Change in mentality necessary in the fight against cybercrime
April 16, 2017 | 2 min read
‘How many firewalls do we still have to build before we realise that more of the same isn’t helping?’ Ad Krikke, DSM’s Corporate ICT Security Officer, advocates a new way of looking at cybercrime.
The estimates of the damage that cybercrime causes to companies vary, but in the Netherlands alone, this is said to be around €10 billion each year. Even though new technologies are constantly being developed, Internet criminals aren’t sitting still either. It seems to be a race without an end, and the question is whether or not this pattern shouldn’t just be broken.
Ad Krikke: ‘In spite of all the investments in advanced security technology, DSM is also adversely affected by cybercrime; the recent phishing attack, fake emails with our director’s name at the bottom, and hacked sites. At the same time, we know that the new security technology that we are building today will just be compromised next year. The effectiveness of anti-virus software has decreased considerably in recent years. Additionally, there is legislation in the making in both the Netherlands and Europe that can, for example, make it possible to hold directors personally legally responsible in the event of a serious data leak, and then I’m not even talking about the astronomical fines. If you add up all these facts, I believe it is high time for fundamental changes.’
Fear is a very bad adviser
‘We must not allow ourselves to be intimidated. It is better to learn to change our mentality and look at the possibilities that digital transformation offers. Try not to think of it in terms of a walled castle but as a shopping centre that anyone can walk into; in one store, you can get your own sweets from a bin, but at the jeweller’s, you will notice that the shop has strict security measures in place.’
The right solution
‘We can learn from the music industry: years ago, encryption was used to stop illegal copying of CDs. That did not turn out to be the right solution. By using new Internet technology, organisations such as Spotify and Apple introduced a solution in which known users pay for the secure downloading of music. The result was a sharp decline in illegal downloading, and the creation of new business opportunities for the music industry.’
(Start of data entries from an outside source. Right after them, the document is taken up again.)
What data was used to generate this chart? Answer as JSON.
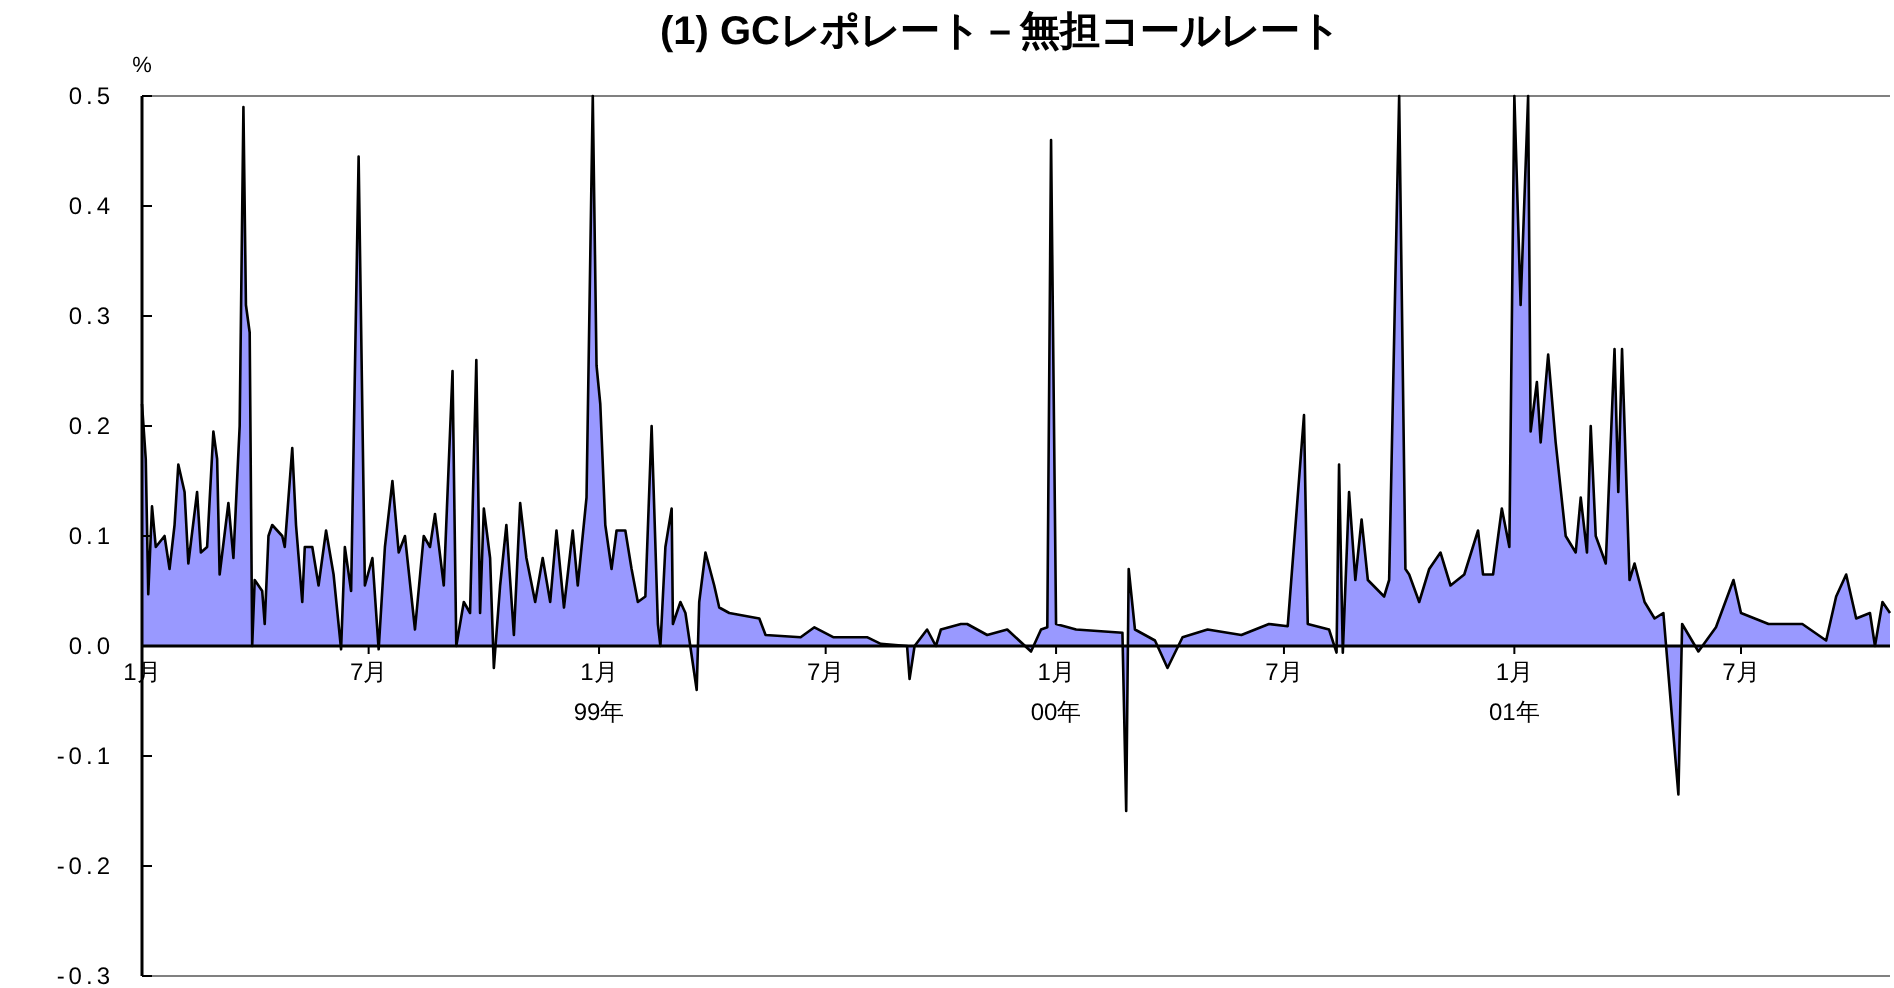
{
  "chart_data": {
    "type": "area",
    "title": "(1) GCレポレート－無担コールレート",
    "ylabel": "%",
    "color": "#9999ff",
    "x": [
      "1998-01-01",
      "1998-01-04",
      "1998-01-06",
      "1998-01-09",
      "1998-01-12",
      "1998-01-19",
      "1998-01-23",
      "1998-01-27",
      "1998-01-30",
      "1998-02-04",
      "1998-02-07",
      "1998-02-14",
      "1998-02-17",
      "1998-02-22",
      "1998-02-27",
      "1998-03-02",
      "1998-03-04",
      "1998-03-11",
      "1998-03-15",
      "1998-03-20",
      "1998-03-23",
      "1998-03-25",
      "1998-03-28",
      "1998-03-30",
      "1998-04-01",
      "1998-04-07",
      "1998-04-09",
      "1998-04-12",
      "1998-04-15",
      "1998-04-23",
      "1998-04-25",
      "1998-05-01",
      "1998-05-04",
      "1998-05-09",
      "1998-05-11",
      "1998-05-17",
      "1998-05-22",
      "1998-05-28",
      "1998-06-03",
      "1998-06-09",
      "1998-06-12",
      "1998-06-17",
      "1998-06-23",
      "1998-06-28",
      "1998-07-04",
      "1998-07-09",
      "1998-07-14",
      "1998-07-20",
      "1998-07-25",
      "1998-07-30",
      "1998-08-07",
      "1998-08-14",
      "1998-08-19",
      "1998-08-23",
      "1998-08-30",
      "1998-09-06",
      "1998-09-09",
      "1998-09-15",
      "1998-09-20",
      "1998-09-25",
      "1998-09-28",
      "1998-10-01",
      "1998-10-06",
      "1998-10-09",
      "1998-10-14",
      "1998-10-19",
      "1998-10-25",
      "1998-10-30",
      "1998-11-04",
      "1998-11-11",
      "1998-11-17",
      "1998-11-23",
      "1998-11-28",
      "1998-12-04",
      "1998-12-11",
      "1998-12-15",
      "1998-12-22",
      "1998-12-27",
      "1998-12-30",
      "1999-01-02",
      "1999-01-06",
      "1999-01-11",
      "1999-01-15",
      "1999-01-22",
      "1999-01-27",
      "1999-02-01",
      "1999-02-07",
      "1999-02-12",
      "1999-02-17",
      "1999-02-19",
      "1999-02-23",
      "1999-02-28",
      "1999-03-01",
      "1999-03-07",
      "1999-03-11",
      "1999-03-20",
      "1999-03-22",
      "1999-03-27",
      "1999-04-03",
      "1999-04-07",
      "1999-04-15",
      "1999-05-09",
      "1999-05-14",
      "1999-06-11",
      "1999-06-22",
      "1999-07-07",
      "1999-08-03",
      "1999-08-14",
      "1999-09-04",
      "1999-09-06",
      "1999-09-10",
      "1999-09-20",
      "1999-09-27",
      "1999-10-01",
      "1999-10-17",
      "1999-10-22",
      "1999-11-07",
      "1999-11-23",
      "1999-12-12",
      "1999-12-20",
      "1999-12-25",
      "1999-12-28",
      "2000-01-01",
      "2000-01-17",
      "2000-02-23",
      "2000-02-26",
      "2000-02-28",
      "2000-03-04",
      "2000-03-20",
      "2000-03-30",
      "2000-04-11",
      "2000-05-01",
      "2000-05-28",
      "2000-06-19",
      "2000-07-04",
      "2000-07-17",
      "2000-07-20",
      "2000-08-06",
      "2000-08-12",
      "2000-08-14",
      "2000-08-17",
      "2000-08-22",
      "2000-08-27",
      "2000-09-01",
      "2000-09-06",
      "2000-09-19",
      "2000-09-23",
      "2000-10-01",
      "2000-10-06",
      "2000-10-09",
      "2000-10-17",
      "2000-10-25",
      "2000-11-03",
      "2000-11-11",
      "2000-11-22",
      "2000-12-03",
      "2000-12-07",
      "2000-12-15",
      "2000-12-22",
      "2000-12-28",
      "2001-01-01",
      "2001-01-06",
      "2001-01-12",
      "2001-01-14",
      "2001-01-19",
      "2001-01-22",
      "2001-01-28",
      "2001-02-03",
      "2001-02-11",
      "2001-02-19",
      "2001-02-23",
      "2001-02-28",
      "2001-03-03",
      "2001-03-07",
      "2001-03-15",
      "2001-03-22",
      "2001-03-25",
      "2001-03-28",
      "2001-04-03",
      "2001-04-07",
      "2001-04-15",
      "2001-04-23",
      "2001-04-30",
      "2001-05-12",
      "2001-05-15",
      "2001-05-28",
      "2001-06-11",
      "2001-06-25",
      "2001-07-01",
      "2001-07-23",
      "2001-08-19",
      "2001-09-07",
      "2001-09-15",
      "2001-09-23",
      "2001-10-01",
      "2001-10-12",
      "2001-10-16",
      "2001-10-22",
      "2001-10-28"
    ],
    "values": [
      0.22,
      0.17,
      0.047,
      0.127,
      0.09,
      0.1,
      0.07,
      0.11,
      0.165,
      0.14,
      0.075,
      0.14,
      0.085,
      0.09,
      0.195,
      0.17,
      0.065,
      0.13,
      0.08,
      0.2,
      0.49,
      0.31,
      0.285,
      0.0,
      0.06,
      0.05,
      0.02,
      0.1,
      0.11,
      0.1,
      0.09,
      0.18,
      0.11,
      0.04,
      0.09,
      0.09,
      0.055,
      0.105,
      0.065,
      -0.003,
      0.09,
      0.05,
      0.445,
      0.055,
      0.08,
      -0.003,
      0.09,
      0.15,
      0.085,
      0.1,
      0.015,
      0.1,
      0.09,
      0.12,
      0.055,
      0.25,
      0.0,
      0.04,
      0.03,
      0.26,
      0.03,
      0.125,
      0.08,
      -0.02,
      0.055,
      0.11,
      0.01,
      0.13,
      0.08,
      0.04,
      0.08,
      0.04,
      0.105,
      0.035,
      0.105,
      0.055,
      0.135,
      0.5,
      0.255,
      0.22,
      0.11,
      0.07,
      0.105,
      0.105,
      0.07,
      0.04,
      0.045,
      0.2,
      0.02,
      0.0,
      0.09,
      0.125,
      0.02,
      0.04,
      0.03,
      -0.04,
      0.04,
      0.085,
      0.055,
      0.035,
      0.03,
      0.025,
      0.01,
      0.008,
      0.017,
      0.008,
      0.008,
      0.002,
      0.0,
      -0.03,
      0.0,
      0.015,
      0.0,
      0.015,
      0.02,
      0.02,
      0.01,
      0.015,
      -0.005,
      0.015,
      0.017,
      0.46,
      0.02,
      0.015,
      0.012,
      -0.15,
      0.07,
      0.015,
      0.005,
      -0.02,
      0.008,
      0.015,
      0.01,
      0.02,
      0.018,
      0.21,
      0.02,
      0.015,
      -0.006,
      0.165,
      -0.006,
      0.14,
      0.06,
      0.115,
      0.06,
      0.045,
      0.06,
      0.5,
      0.07,
      0.065,
      0.04,
      0.07,
      0.085,
      0.055,
      0.065,
      0.105,
      0.065,
      0.065,
      0.125,
      0.09,
      0.5,
      0.31,
      0.5,
      0.195,
      0.24,
      0.185,
      0.265,
      0.185,
      0.1,
      0.085,
      0.135,
      0.085,
      0.2,
      0.1,
      0.075,
      0.27,
      0.14,
      0.27,
      0.06,
      0.075,
      0.04,
      0.025,
      0.03,
      -0.135,
      0.02,
      -0.005,
      0.017,
      0.06,
      0.03,
      0.02,
      0.02,
      0.005,
      0.045,
      0.065,
      0.025,
      0.03,
      0.0,
      0.04,
      0.03
    ],
    "xlim": [
      "1998-01-01",
      "2001-10-28"
    ],
    "xticks": [
      {
        "value": "1998-01-01",
        "label": "1月"
      },
      {
        "value": "1998-07-01",
        "label": "7月"
      },
      {
        "value": "1999-01-01",
        "label": "1月\n99年"
      },
      {
        "value": "1999-07-01",
        "label": "7月"
      },
      {
        "value": "2000-01-01",
        "label": "1月\n00年"
      },
      {
        "value": "2000-07-01",
        "label": "7月"
      },
      {
        "value": "2001-01-01",
        "label": "1月\n01年"
      },
      {
        "value": "2001-07-01",
        "label": "7月"
      }
    ],
    "ylim": [
      -0.3,
      0.5
    ],
    "yticks": [
      {
        "value": 0.5,
        "label": "0.5"
      },
      {
        "value": 0.4,
        "label": "0.4"
      },
      {
        "value": 0.3,
        "label": "0.3"
      },
      {
        "value": 0.2,
        "label": "0.2"
      },
      {
        "value": 0.1,
        "label": "0.1"
      },
      {
        "value": 0.0,
        "label": "0.0"
      },
      {
        "value": -0.1,
        "label": "-0.1"
      },
      {
        "value": -0.2,
        "label": "-0.2"
      },
      {
        "value": -0.3,
        "label": "-0.3"
      }
    ]
  }
}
‘Cybercrime causes concerns about the protection of our intellectual property, for example. On the other hand, we also know that protecting information can place restrictions on how we work with other parties. Conversations with employees have shown that changing our mentality can also result in new opportunities in this regard too. This includes faster development of new products, or making better use of our means of production. I have been convinced that a race driven by fear does not always produce sustainable solutions, and can actually hinder processes at DSM.’
‘Fortunately, there are also more sustainable technical measures in place now, such as the digital passport system, Identity & Access Management. We use this system to give users controlled access to DSM information. If, just like in the music industry, people are willing to pay to use information, then this system forms a solid foundation and also generates income.’
Changing our mentality
Many specialists emphasise that we are at risk of getting stuck in an endless race, Krikke says. ‘The current reality demands the highest state of alertness, and continuous investments in security technology, but it is high time for us to change our mentality. I invite everyone at DSM to contribute ideas: how can we make ourselves less vulnerable to cybercrime while at the same time employing digital transformation to open up new business opportunities?’